Now, it’s history.
The pandemic-delayed Expo 2020 in the United Arab Emirates closes on Thursday after eight years of anticipation, over $7 billion in investment, 240 million hours of labor and six months of festivities.
The fate of the fairgrounds is clear. Some national pavilions will be demolished. A few will remain, like an enormous lacework dome and the UAE’s soaring falcon-shaped pavilion. Other buildings will be rebranded for a new business district soon to rise from the site.

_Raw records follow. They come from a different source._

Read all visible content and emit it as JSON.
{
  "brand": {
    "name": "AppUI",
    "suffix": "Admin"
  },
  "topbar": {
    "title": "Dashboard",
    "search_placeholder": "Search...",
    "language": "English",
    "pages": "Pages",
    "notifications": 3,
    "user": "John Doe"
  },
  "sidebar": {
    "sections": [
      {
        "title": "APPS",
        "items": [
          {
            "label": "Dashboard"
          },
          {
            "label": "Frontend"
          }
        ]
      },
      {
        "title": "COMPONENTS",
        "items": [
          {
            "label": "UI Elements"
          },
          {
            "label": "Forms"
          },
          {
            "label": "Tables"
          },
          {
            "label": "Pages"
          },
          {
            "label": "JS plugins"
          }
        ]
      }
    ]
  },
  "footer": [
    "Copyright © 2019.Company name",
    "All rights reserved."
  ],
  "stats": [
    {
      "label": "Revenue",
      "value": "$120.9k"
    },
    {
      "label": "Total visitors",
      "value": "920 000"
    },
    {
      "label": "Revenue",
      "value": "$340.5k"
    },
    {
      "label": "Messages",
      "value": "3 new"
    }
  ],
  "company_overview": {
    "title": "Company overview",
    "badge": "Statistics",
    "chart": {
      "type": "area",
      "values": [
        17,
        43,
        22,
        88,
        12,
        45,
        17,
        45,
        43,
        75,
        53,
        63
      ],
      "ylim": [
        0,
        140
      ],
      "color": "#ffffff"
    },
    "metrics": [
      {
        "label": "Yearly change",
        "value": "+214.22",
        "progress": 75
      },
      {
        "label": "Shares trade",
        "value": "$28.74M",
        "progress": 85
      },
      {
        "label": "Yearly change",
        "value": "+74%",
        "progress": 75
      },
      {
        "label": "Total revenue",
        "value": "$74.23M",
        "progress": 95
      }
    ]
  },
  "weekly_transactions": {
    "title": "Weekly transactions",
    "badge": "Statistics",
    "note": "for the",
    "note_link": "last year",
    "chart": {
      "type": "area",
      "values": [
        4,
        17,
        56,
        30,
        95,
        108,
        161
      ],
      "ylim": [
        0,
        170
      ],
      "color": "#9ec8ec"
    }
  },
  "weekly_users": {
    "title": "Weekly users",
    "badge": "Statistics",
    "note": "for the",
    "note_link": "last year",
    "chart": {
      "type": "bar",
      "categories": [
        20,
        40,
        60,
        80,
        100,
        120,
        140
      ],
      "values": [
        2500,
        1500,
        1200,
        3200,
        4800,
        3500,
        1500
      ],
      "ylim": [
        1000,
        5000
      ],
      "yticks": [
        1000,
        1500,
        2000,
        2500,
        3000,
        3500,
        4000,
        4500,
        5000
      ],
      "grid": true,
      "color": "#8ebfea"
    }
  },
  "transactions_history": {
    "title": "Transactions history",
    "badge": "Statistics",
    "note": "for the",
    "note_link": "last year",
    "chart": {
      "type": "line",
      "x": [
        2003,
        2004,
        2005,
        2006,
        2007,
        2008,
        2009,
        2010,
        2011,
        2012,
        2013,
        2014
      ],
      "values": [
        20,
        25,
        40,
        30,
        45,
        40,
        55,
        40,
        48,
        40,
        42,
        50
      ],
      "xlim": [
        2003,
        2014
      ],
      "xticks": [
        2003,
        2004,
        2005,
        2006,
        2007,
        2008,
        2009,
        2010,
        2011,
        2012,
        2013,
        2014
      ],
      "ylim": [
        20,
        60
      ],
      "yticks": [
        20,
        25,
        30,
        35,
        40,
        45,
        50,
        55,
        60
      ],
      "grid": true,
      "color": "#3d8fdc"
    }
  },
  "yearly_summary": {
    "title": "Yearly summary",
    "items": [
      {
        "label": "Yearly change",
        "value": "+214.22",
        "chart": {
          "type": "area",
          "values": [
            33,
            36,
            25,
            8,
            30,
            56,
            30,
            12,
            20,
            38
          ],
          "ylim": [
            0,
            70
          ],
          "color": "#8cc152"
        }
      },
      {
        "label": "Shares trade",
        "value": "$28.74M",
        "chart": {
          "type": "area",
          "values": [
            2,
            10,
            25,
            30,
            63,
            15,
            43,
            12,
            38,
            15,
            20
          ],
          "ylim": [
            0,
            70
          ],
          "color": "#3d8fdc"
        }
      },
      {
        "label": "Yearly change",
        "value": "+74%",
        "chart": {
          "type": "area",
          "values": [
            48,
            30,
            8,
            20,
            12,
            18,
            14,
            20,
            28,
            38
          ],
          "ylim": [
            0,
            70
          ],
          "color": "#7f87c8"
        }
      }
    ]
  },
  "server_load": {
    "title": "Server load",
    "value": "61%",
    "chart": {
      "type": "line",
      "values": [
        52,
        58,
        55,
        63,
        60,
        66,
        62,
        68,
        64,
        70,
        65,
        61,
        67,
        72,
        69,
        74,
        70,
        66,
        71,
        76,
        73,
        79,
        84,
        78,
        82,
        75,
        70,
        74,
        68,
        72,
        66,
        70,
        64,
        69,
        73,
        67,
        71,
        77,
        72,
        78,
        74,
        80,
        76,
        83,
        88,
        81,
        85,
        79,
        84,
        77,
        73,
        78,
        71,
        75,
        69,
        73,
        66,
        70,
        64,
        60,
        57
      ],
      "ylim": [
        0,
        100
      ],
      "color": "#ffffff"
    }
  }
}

But the deeper legacy of the event proves more elusive.
When Dubai won the bid to host Expo in 2013, it felt like a rebirth. Just four years earlier, the glitzy city-state suffered a real-estate crash in the Great Recession, rescued by a $20 billion bailout from oil-rich Abu Dhabi.
As property prices roared back, the Expo — the first world’s fair in the Middle East — appeared to signal Dubai’s troubles were behind it. Officials offered bright predictions. The “world’s greatest show” would draw 25 million visitors. It would generate $33.4 billion in investment until 2031. It would help Dubai push into the top tier of global financial centers.
But, in the end, the billions of dollars, frenzy of fantastical construction projects and barrage of publicity proved powerless against the coronavirus pandemic, which forced Dubai to postpone the event a year.
“It definitely fell short of what officials would have wanted,” said James Swanston, an economist at Capital Economics. “There were extremely optimistic assessments about Expo driving the next five to 10 years of growth in real estate and business, and COVID disrupted that.”